I am usually not the one to go off on the adhd partner because a lot of the time spouses and partners are expecting things that arent possible but this is too much.
You need a bottom line that you can stick to, and now I think that bottom line should be him leaving until he gets help and turns things over to you.

Valleyview
09-20-16, 07:09 PM
My thoughts, if you're not willing to do anything or set boundaries don't complain.
Now here me out, I'm speaking from a personal experience that is pretty similar. I have ADD but my partner is probably ASD.
We have a business and he is **** at it.

I would complain and nag and ring my hands. Took five years of the same **** to decide I'm pulling out of the business, stricking myself off the company board and getting a job. I will work for the family business if needed. Like open the door for someone locked out, meet a delivery driver etc.

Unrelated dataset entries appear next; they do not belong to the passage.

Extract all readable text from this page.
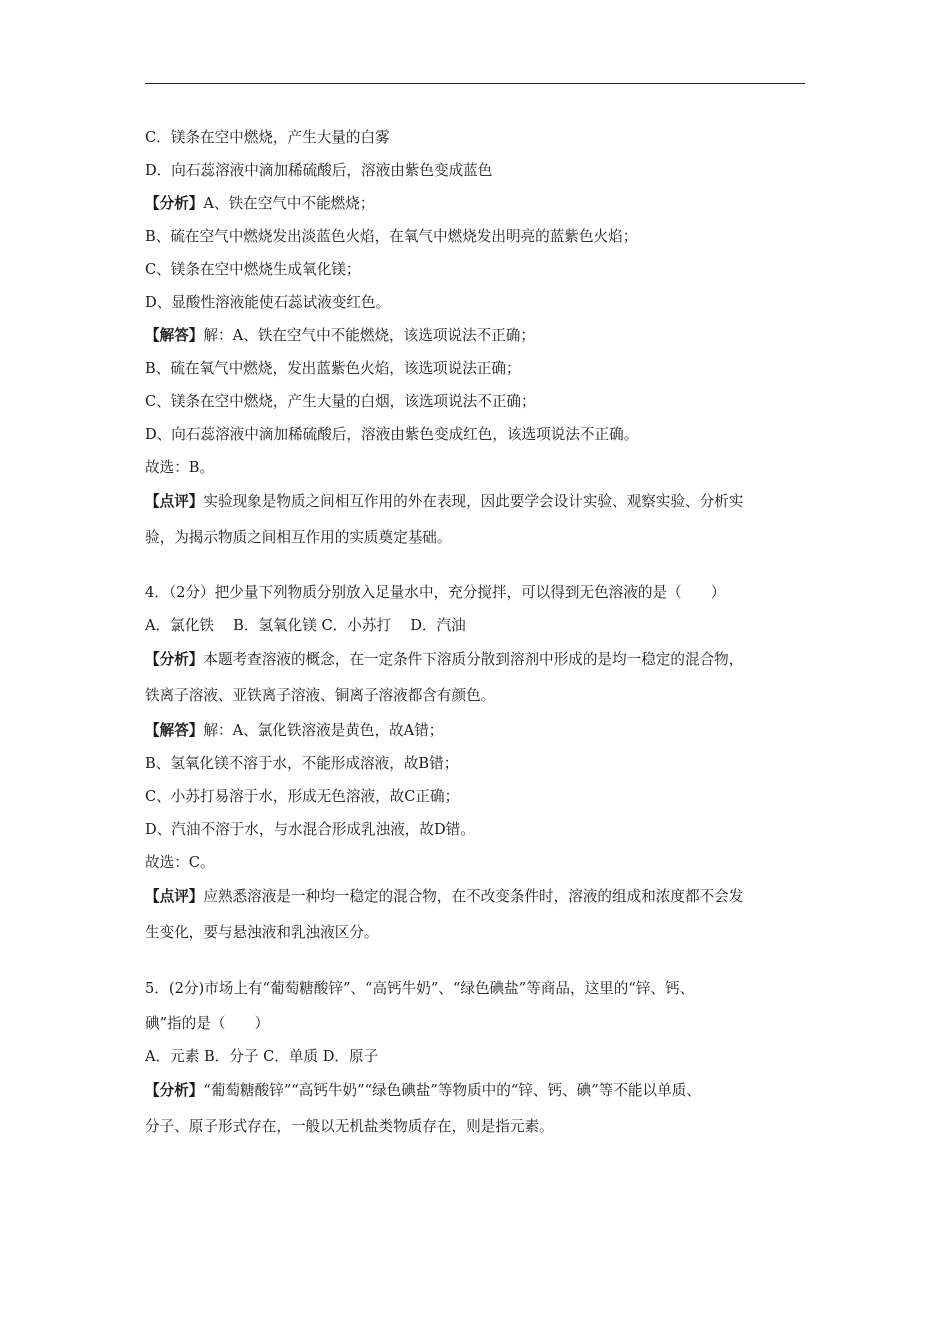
C．镁条在空中燃烧，产生大量的白雾
D．向石蕊溶液中滴加稀硫酸后，溶液由紫色变成蓝色
【分析】A、铁在空气中不能燃烧；
B、硫在空气中燃烧发出淡蓝色火焰，在氧气中燃烧发出明亮的蓝紫色火焰；
C、镁条在空中燃烧生成氧化镁；
D、显酸性溶液能使石蕊试液变红色。
【解答】解：A、铁在空气中不能燃烧，该选项说法不正确；
B、硫在氧气中燃烧，发出蓝紫色火焰，该选项说法正确；
C、镁条在空中燃烧，产生大量的白烟，该选项说法不正确；
D、向石蕊溶液中滴加稀硫酸后，溶液由紫色变成红色，该选项说法不正确。
故选：B。
【点评】实验现象是物质之间相互作用的外在表现，因此要学会设计实验、观察实验、分析实
验，为揭示物质之间相互作用的实质奠定基础。
4．（2分）把少量下列物质分别放入足量水中，充分搅拌，可以得到无色溶液的是（　　）
A．氯化铁　 B．氢氧化镁 C．小苏打　 D．汽油
【分析】本题考查溶液的概念，在一定条件下溶质分散到溶剂中形成的是均一稳定的混合物，
铁离子溶液、亚铁离子溶液、铜离子溶液都含有颜色。
【解答】解：A、氯化铁溶液是黄色，故A错；
B、氢氧化镁不溶于水，不能形成溶液，故B错；
C、小苏打易溶于水，形成无色溶液，故C正确；
D、汽油不溶于水，与水混合形成乳浊液，故D错。
故选：C。
【点评】应熟悉溶液是一种均一稳定的混合物，在不改变条件时，溶液的组成和浓度都不会发
生变化，要与悬浊液和乳浊液区分。
5．(2分)市场上有“葡萄糖酸锌”、“高钙牛奶”、“绿色碘盐”等商品，这里的“锌、钙、
碘”指的是（　　）
A．元素 B．分子 C．单质 D．原子
【分析】“葡萄糖酸锌”“高钙牛奶”“绿色碘盐”等物质中的“锌、钙、碘”等不能以单质、
分子、原子形式存在，一般以无机盐类物质存在，则是指元素。
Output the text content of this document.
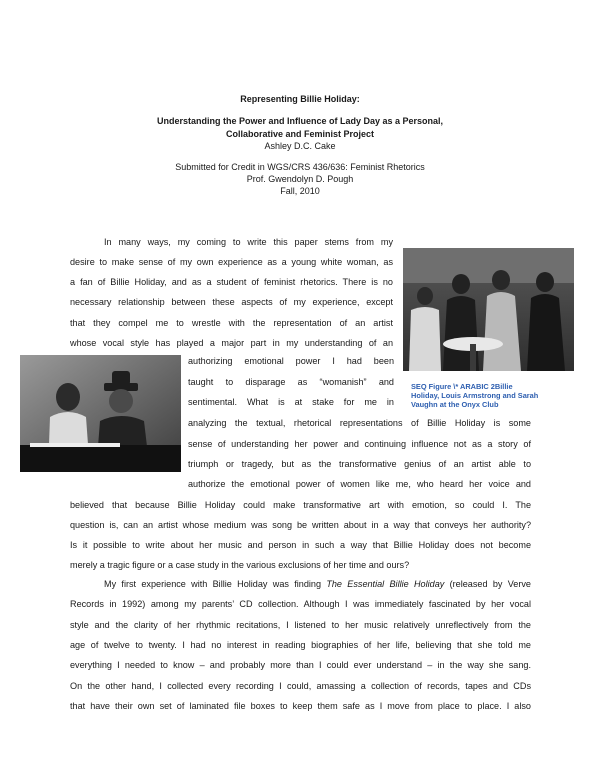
Representing Billie Holiday:
Understanding the Power and Influence of Lady Day as a Personal,
Collaborative and Feminist Project
Ashley D.C. Cake
Submitted for Credit in WGS/CRS 436/636: Feminist Rhetorics
Prof. Gwendolyn D. Pough
Fall, 2010
SEQ Figure \* ARABIC 2Billie
Holiday, Louis Armstrong and Sarah
Vaughn at the Onyx Club
In many ways, my coming to write this paper stems from my
desire to make sense of my own experience as a young white woman, as
a fan of Billie Holiday, and as a student of feminist rhetorics. There is no
necessary relationship between these aspects of my experience, except
that they compel me to wrestle with the representation of an artist
whose vocal style has played a major part in my understanding of an
authorizing emotional power I had been
taught to disparage as “womanish” and
sentimental. What is at stake for me in
analyzing the textual, rhetorical representations of Billie Holiday is some
sense of understanding her power and continuing influence not as a story of
triumph or tragedy, but as the transformative genius of an artist able to
authorize the emotional power of women like me, who heard her voice and
believed that because Billie Holiday could make transformative art with emotion, so could I. The
question is, can an artist whose medium was song be written about in a way that conveys her authority?
Is it possible to write about her music and person in such a way that Billie Holiday does not become
merely a tragic figure or a case study in the various exclusions of her time and ours?
My first experience with Billie Holiday was finding The Essential Billie Holiday (released by Verve
Records in 1992) among my parents’ CD collection. Although I was immediately fascinated by her vocal
style and the clarity of her rhythmic recitations, I listened to her music relatively unreflectively from the
age of twelve to twenty. I had no interest in reading biographies of her life, believing that she told me
everything I needed to know – and probably more than I could ever understand – in the way she sang.
On the other hand, I collected every recording I could, amassing a collection of records, tapes and CDs
that have their own set of laminated file boxes to keep them safe as I move from place to place. I also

It's been amazing, the only way I could get to that point was figure out my limits. Because he was never going to change, me on the other hand, I changed, I have a job where I pay half of the house hold exspenses and we have split our money.

This really has nothing to do with him, it's you. What will you make a stand for, the best thing for you. Then your children then your spouse, your spouses pride in this situation is a distant 4th or10000th
And I wish you all the best.



(I will finish with I'm shot with personal money but I kicked business ***, I feel bad that he lost me but I gave big neon signs, we are happier for it though) you will be happier for it too!